I saw it as another step toward Powell's personal and political redemption.
But, since then, Powell seems to be trying to redeem himself. While some may call it too little, too late, I don't set a statute of limitations on one's conscience.
Powell resigned from the Bush administration in late 2004, allegedly in response to pressure from the Powers That Be who apparently felt that Condi Rice would be a more pliable surrogate.
Sadly for all of us, they were right.
And now he endorses Barack Obama, and the kind of change that he didn't dare to hope for when he was serving the Bush administration.
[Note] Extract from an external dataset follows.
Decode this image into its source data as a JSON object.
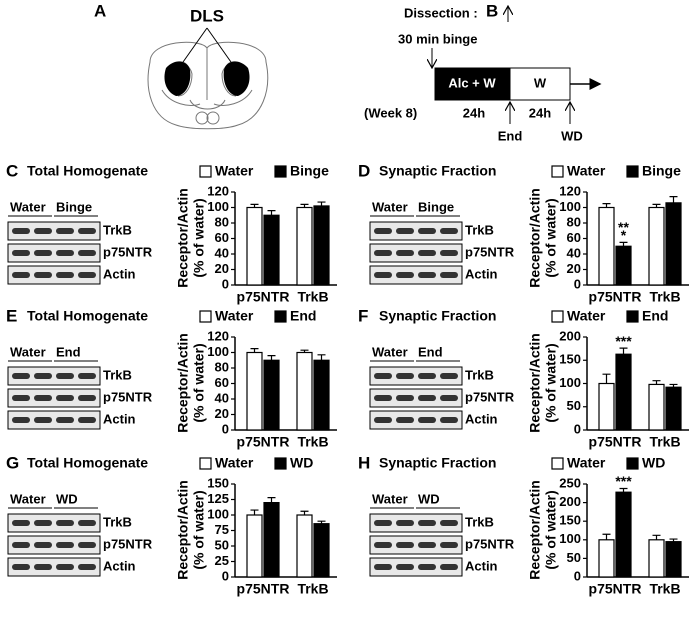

These things suggest to me that Colin Powell is basically a decent person who was led astray by the neocons. While his playing along is not admirable, it's understandable. We're all human. We rely on the stability of our jobs. And so we are (subconsciously or otherwise) sometimes too quick to give our employers the benefit of the doubt.
So I stick by my theory of redemption. It's another step towards allowing General Powell to atone for his sins and start to sleep well at night.
After all, at least Powell now has the strength to stand up for a healthier agenda -- the change that the Obama campaign promises us. With his endorsement, Powell symbolizes that, for starters, a vote for Obama is a vote against the neocon agenda that led to the end of the unwitting Powell's political career as well as the end of American credibility in the world.
And that seems to confirm my theory that Powell is marching down the path of redemption.
But others, apparently, see it differently, in a couple of ways.
The first, a short, graying man in a flannel shirt and faded jeans, alleged that it was a "Negro thing". Powell supported Obama, he believed, because both were African-American.
Just as I was contemplating how shallow and narrow-minded that view seemed to be, the other guy opened his mouth. This was the taller man, in jeans and a hooded sweatshirt. He disagreed with his friend regarding Powell's motive. This guy saw Powell's endorsement as an act of revenge. "He didn't have the guts to stick with Bush," he said. "Now he's taking it out on the whole Republican party." This, the man said, gives him even more reason to vote for McCain.